Text format for language modeling


I cannot seem to find this information anywhere, but perhaps because the search terms are quite general.

I am wondering how the input data format has to look for language modeling. I am particularly interested in CLM but I’d also like to know for MLM.

My intuition tells me that one should:

  • split dataset into sentences
  • ? do linguistic tokenization (split by whitespace) ?
  • insert a “begin of sentence” and “end of sentence” tokens
  • merge the sentences again
  • chunk the text up in blocks of max_seq_len length for the model (you could even do a sliding window of max_seq_len size)
  • so you just have a text file and every paragraph is one (potentially huge) line

This way, the model should be able to generalize better as it learns arbitrary start and ending positions for sentences.

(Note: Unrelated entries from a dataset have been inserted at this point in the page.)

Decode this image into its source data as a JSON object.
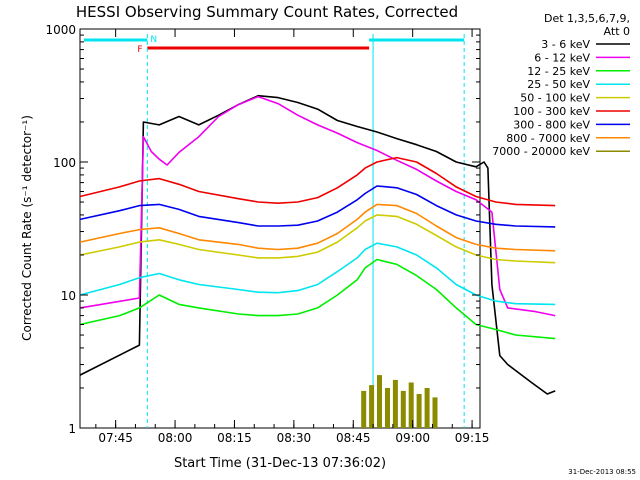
{
  "chart_data": {
    "type": "line",
    "title": "HESSI Observing Summary Count Rates, Corrected",
    "xlabel": "Start Time (31-Dec-13 07:36:02)",
    "ylabel": "Corrected Count Rate (s⁻¹ detector⁻¹)",
    "yscale": "log",
    "ylim": [
      1,
      1000
    ],
    "xlim": [
      "07:36",
      "09:17"
    ],
    "x_ticks": [
      "07:45",
      "08:00",
      "08:15",
      "08:30",
      "08:45",
      "09:00",
      "09:15"
    ],
    "y_ticks": [
      "1",
      "10",
      "100",
      "1000"
    ],
    "grid": false,
    "legend_position": "right",
    "legend_header": [
      "Det 1,3,5,6,7,9,",
      "Att 0"
    ],
    "footer_date": "31-Dec-2013 08:55",
    "state_bars": [
      {
        "name": "night",
        "color": "#00e5ee",
        "from": "07:37",
        "to": "07:53"
      },
      {
        "name": "flare",
        "label": "F",
        "color": "#ee0000",
        "from": "07:53",
        "to": "08:49"
      },
      {
        "name": "night",
        "color": "#00e5ee",
        "from": "08:49",
        "to": "09:13"
      }
    ],
    "markers": [
      {
        "label": "N",
        "color": "#00e5ee",
        "at": "07:53"
      }
    ],
    "boundary_lines": [
      "07:53",
      "08:50",
      "09:13"
    ],
    "series": [
      {
        "name": "3 - 6 keV",
        "color": "#000000",
        "values": [
          [
            0,
            2.5
          ],
          [
            15,
            4.2
          ],
          [
            16,
            200
          ],
          [
            20,
            190
          ],
          [
            25,
            220
          ],
          [
            30,
            190
          ],
          [
            35,
            225
          ],
          [
            40,
            270
          ],
          [
            45,
            315
          ],
          [
            50,
            305
          ],
          [
            55,
            280
          ],
          [
            60,
            250
          ],
          [
            65,
            205
          ],
          [
            70,
            185
          ],
          [
            75,
            168
          ],
          [
            80,
            150
          ],
          [
            85,
            135
          ],
          [
            90,
            120
          ],
          [
            95,
            100
          ],
          [
            100,
            92
          ],
          [
            102,
            100
          ],
          [
            103,
            90
          ],
          [
            104,
            12
          ],
          [
            106,
            3.5
          ],
          [
            108,
            3
          ],
          [
            114,
            2.2
          ],
          [
            118,
            1.8
          ],
          [
            120,
            1.9
          ]
        ]
      },
      {
        "name": "6 - 12 keV",
        "color": "#ee00ee",
        "values": [
          [
            0,
            8
          ],
          [
            15,
            9.5
          ],
          [
            16,
            155
          ],
          [
            18,
            120
          ],
          [
            20,
            105
          ],
          [
            22,
            95
          ],
          [
            25,
            118
          ],
          [
            30,
            155
          ],
          [
            35,
            220
          ],
          [
            40,
            270
          ],
          [
            45,
            310
          ],
          [
            50,
            275
          ],
          [
            55,
            225
          ],
          [
            60,
            190
          ],
          [
            65,
            165
          ],
          [
            70,
            140
          ],
          [
            75,
            122
          ],
          [
            80,
            103
          ],
          [
            85,
            88
          ],
          [
            90,
            72
          ],
          [
            95,
            60
          ],
          [
            100,
            52
          ],
          [
            104,
            42
          ],
          [
            106,
            11
          ],
          [
            108,
            8
          ],
          [
            115,
            7.5
          ],
          [
            120,
            7
          ]
        ]
      },
      {
        "name": "12 - 25 keV",
        "color": "#00ee00",
        "values": [
          [
            0,
            6
          ],
          [
            10,
            7
          ],
          [
            15,
            8
          ],
          [
            20,
            10
          ],
          [
            25,
            8.5
          ],
          [
            30,
            8
          ],
          [
            40,
            7.2
          ],
          [
            45,
            7
          ],
          [
            50,
            7
          ],
          [
            55,
            7.2
          ],
          [
            60,
            8
          ],
          [
            65,
            10
          ],
          [
            70,
            13
          ],
          [
            72,
            16
          ],
          [
            75,
            18.5
          ],
          [
            80,
            17
          ],
          [
            85,
            14
          ],
          [
            90,
            11
          ],
          [
            95,
            8
          ],
          [
            100,
            6
          ],
          [
            105,
            5.5
          ],
          [
            110,
            5
          ],
          [
            120,
            4.7
          ]
        ]
      },
      {
        "name": "25 - 50 keV",
        "color": "#00e5ee",
        "values": [
          [
            0,
            10
          ],
          [
            10,
            12
          ],
          [
            15,
            13.5
          ],
          [
            20,
            14.5
          ],
          [
            25,
            13
          ],
          [
            30,
            12
          ],
          [
            40,
            11
          ],
          [
            45,
            10.5
          ],
          [
            50,
            10.4
          ],
          [
            55,
            10.8
          ],
          [
            60,
            12
          ],
          [
            65,
            15
          ],
          [
            70,
            19
          ],
          [
            72,
            22
          ],
          [
            75,
            24.5
          ],
          [
            80,
            23
          ],
          [
            85,
            20
          ],
          [
            90,
            16
          ],
          [
            95,
            12
          ],
          [
            100,
            10
          ],
          [
            105,
            9
          ],
          [
            110,
            8.6
          ],
          [
            120,
            8.5
          ]
        ]
      },
      {
        "name": "50 - 100 keV",
        "color": "#cccc00",
        "values": [
          [
            0,
            20
          ],
          [
            10,
            23
          ],
          [
            15,
            25
          ],
          [
            20,
            26
          ],
          [
            25,
            24
          ],
          [
            30,
            22
          ],
          [
            40,
            20
          ],
          [
            45,
            19
          ],
          [
            50,
            19
          ],
          [
            55,
            19.5
          ],
          [
            60,
            21
          ],
          [
            65,
            25
          ],
          [
            70,
            32
          ],
          [
            72,
            36
          ],
          [
            75,
            40
          ],
          [
            80,
            39
          ],
          [
            85,
            34
          ],
          [
            90,
            28
          ],
          [
            95,
            23
          ],
          [
            100,
            20
          ],
          [
            105,
            18.5
          ],
          [
            110,
            18
          ],
          [
            120,
            17.5
          ]
        ]
      },
      {
        "name": "100 - 300 keV",
        "color": "#ee0000",
        "values": [
          [
            0,
            55
          ],
          [
            10,
            65
          ],
          [
            15,
            72
          ],
          [
            20,
            75
          ],
          [
            25,
            68
          ],
          [
            30,
            60
          ],
          [
            40,
            53
          ],
          [
            45,
            50
          ],
          [
            50,
            49
          ],
          [
            55,
            50
          ],
          [
            60,
            54
          ],
          [
            65,
            64
          ],
          [
            70,
            80
          ],
          [
            72,
            90
          ],
          [
            75,
            100
          ],
          [
            80,
            108
          ],
          [
            85,
            100
          ],
          [
            90,
            82
          ],
          [
            95,
            65
          ],
          [
            100,
            55
          ],
          [
            105,
            50
          ],
          [
            110,
            48
          ],
          [
            120,
            47
          ]
        ]
      },
      {
        "name": "300 - 800 keV",
        "color": "#0000ee",
        "values": [
          [
            0,
            37
          ],
          [
            10,
            43
          ],
          [
            15,
            47
          ],
          [
            20,
            48
          ],
          [
            25,
            44
          ],
          [
            30,
            39
          ],
          [
            40,
            35
          ],
          [
            45,
            33
          ],
          [
            50,
            33
          ],
          [
            55,
            33.5
          ],
          [
            60,
            36
          ],
          [
            65,
            42
          ],
          [
            70,
            52
          ],
          [
            72,
            58
          ],
          [
            75,
            66
          ],
          [
            80,
            64
          ],
          [
            85,
            57
          ],
          [
            90,
            47
          ],
          [
            95,
            40
          ],
          [
            100,
            36
          ],
          [
            105,
            34
          ],
          [
            110,
            33
          ],
          [
            120,
            32.5
          ]
        ]
      },
      {
        "name": "800 - 7000 keV",
        "color": "#ff8800",
        "values": [
          [
            0,
            25
          ],
          [
            10,
            29
          ],
          [
            15,
            31
          ],
          [
            20,
            32
          ],
          [
            25,
            29
          ],
          [
            30,
            26
          ],
          [
            40,
            24
          ],
          [
            45,
            22.5
          ],
          [
            50,
            22
          ],
          [
            55,
            22.5
          ],
          [
            60,
            24.5
          ],
          [
            65,
            29
          ],
          [
            70,
            37
          ],
          [
            72,
            42
          ],
          [
            75,
            48
          ],
          [
            80,
            47
          ],
          [
            85,
            41
          ],
          [
            90,
            33
          ],
          [
            95,
            27
          ],
          [
            100,
            24
          ],
          [
            105,
            22.5
          ],
          [
            110,
            22
          ],
          [
            120,
            21.5
          ]
        ]
      },
      {
        "name": "7000 - 20000 keV",
        "color": "#8b8b00",
        "values": []
      }
    ]
  }
}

That being said, I do not know whether the position embeddings have a negative impact on this process as they are not “correct” any more. (For chunked sentences, the first word may not be the first word of the sentence.)

Looking at the LM examples, it seems that such steps are not taken automatically, except for chunking. So is my intuition wrong? If so, how exactly should a given text file look?

As a side question: it is not clear to me from the example run_clm script what exactly is meant with " We drop the small remainder". If a text file is given with potentially very long lines (one line per paragraph), does that mean that everything exceeding the block size in that line is discarded? If so, there must be a better way to organise your text file than I illustrated above.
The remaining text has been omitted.